Is this not cost efficient, using skills and paying for them only when needed? Perhaps, but the mutual security of an ordinary employment contract disappears.
The individual's guaranteed 40-hour week is gone. He or she is only paid for the hours actually worked. Also, the employer's guaranteed access to the individual is gone - as they do not even have to turn up to work.
So critically, the employer's guaranteed ability to deliver the work disappears because the individual is not obliged to work. The employer cannot guarantee that the individual will do the work. This is why zero hours contracts normally go hand-in-hand with "banks" of employees, so that if one individual says no, there will always be someone else on hand to say yes.

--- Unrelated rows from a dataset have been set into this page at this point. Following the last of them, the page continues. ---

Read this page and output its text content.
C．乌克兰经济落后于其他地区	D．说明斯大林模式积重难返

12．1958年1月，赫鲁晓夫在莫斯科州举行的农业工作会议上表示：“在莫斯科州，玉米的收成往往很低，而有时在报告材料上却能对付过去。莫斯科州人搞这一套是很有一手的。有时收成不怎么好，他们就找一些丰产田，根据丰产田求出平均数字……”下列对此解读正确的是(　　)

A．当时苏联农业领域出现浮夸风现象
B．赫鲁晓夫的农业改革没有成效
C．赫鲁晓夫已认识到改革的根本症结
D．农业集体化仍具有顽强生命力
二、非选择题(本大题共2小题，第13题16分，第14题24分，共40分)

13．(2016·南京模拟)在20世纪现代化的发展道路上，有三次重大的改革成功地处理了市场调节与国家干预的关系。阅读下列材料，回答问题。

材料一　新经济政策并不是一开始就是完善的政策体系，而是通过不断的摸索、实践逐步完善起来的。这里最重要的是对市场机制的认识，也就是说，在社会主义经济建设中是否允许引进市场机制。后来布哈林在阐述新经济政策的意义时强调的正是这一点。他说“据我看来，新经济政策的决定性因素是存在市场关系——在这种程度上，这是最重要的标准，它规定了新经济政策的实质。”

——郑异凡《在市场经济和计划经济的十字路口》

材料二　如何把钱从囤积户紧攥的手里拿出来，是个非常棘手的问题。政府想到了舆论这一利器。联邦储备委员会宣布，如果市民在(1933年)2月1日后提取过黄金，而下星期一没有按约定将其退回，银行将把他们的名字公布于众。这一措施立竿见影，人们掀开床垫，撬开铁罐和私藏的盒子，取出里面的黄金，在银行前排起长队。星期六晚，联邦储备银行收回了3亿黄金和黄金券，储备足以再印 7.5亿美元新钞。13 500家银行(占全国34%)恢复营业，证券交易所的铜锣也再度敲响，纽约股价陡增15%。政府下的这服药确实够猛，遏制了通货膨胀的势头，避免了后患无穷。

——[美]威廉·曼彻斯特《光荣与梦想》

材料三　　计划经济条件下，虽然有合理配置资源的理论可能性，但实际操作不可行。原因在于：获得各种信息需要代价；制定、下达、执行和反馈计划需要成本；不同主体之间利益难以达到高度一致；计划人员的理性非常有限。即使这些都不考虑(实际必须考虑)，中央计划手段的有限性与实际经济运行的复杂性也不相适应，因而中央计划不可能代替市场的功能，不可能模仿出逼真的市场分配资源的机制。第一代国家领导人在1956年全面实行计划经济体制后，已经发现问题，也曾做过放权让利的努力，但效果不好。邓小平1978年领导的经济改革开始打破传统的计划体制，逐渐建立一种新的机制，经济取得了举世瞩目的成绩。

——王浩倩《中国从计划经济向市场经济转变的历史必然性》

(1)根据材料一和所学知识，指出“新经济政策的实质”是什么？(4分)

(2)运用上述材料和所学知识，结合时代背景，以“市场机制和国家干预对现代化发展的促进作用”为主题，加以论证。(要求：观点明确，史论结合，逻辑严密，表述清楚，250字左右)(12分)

The ability to deliver the work on the part of the employer disappears because the critical difference between an ordinary employment contract and a zero hours contract is the legal concept mentioned earlier of "mutuality of obligation". An ordinary employment contract has it, a zero hours contract does not.
Zero hours contracts became popular in the late 1980s and 1990s, and are inextricably linked with low-paid jobs, a lack of employment rights and only being paid for the work you actually do. At the height of privatisation and contracting out, zero hours contracts were seen as a model of flexibility and cost-saving.
However, zero hours contracts have rarely been used for highly skilled white collar staff. They are normally restricted to low-skilled jobs, such as catering, cleaning and security.
If a fast-food restaurant is having a quiet Sunday afternoon, why pay the individuals for not working? It is a waste of money. They can be sent home or to a rest room. This might leave the employer a bit short-staffed, but if someone has to wait four minutes longer for a burger and fries, no-one gets hurt.
The issue is whether you can apply the same line of thinking and working practice to more highly-skilled jobs, where it actually could be a matter of life or death, as opposed to a longer wait for lunch.
The other area of concern about zero hours contracts is the intention that individuals working under them are not meant to be employees. Employees have rights, lots of them.
Maternity rights, the right not to be unfairly dismissed, the right to a redundancy payment and so on, all exist. These, along with lots of others, are all rights exclusive to employees.
Organisations using zero hours contracts want cheapness and flexibility. Therefore, zero hours contracts are frequently drafted specifically to avoid creating any kind of employment relationship. The last thing an organisation wanting absolute flexibility needs is employment rights, employment claims, maternity leave and so on.
The question is whether the mutual flexibility and lack of security of zero hours contracts, which might work perfectly well with sectors such as cleaning and catering, will work in highly skilled, time-critical and life critical situations.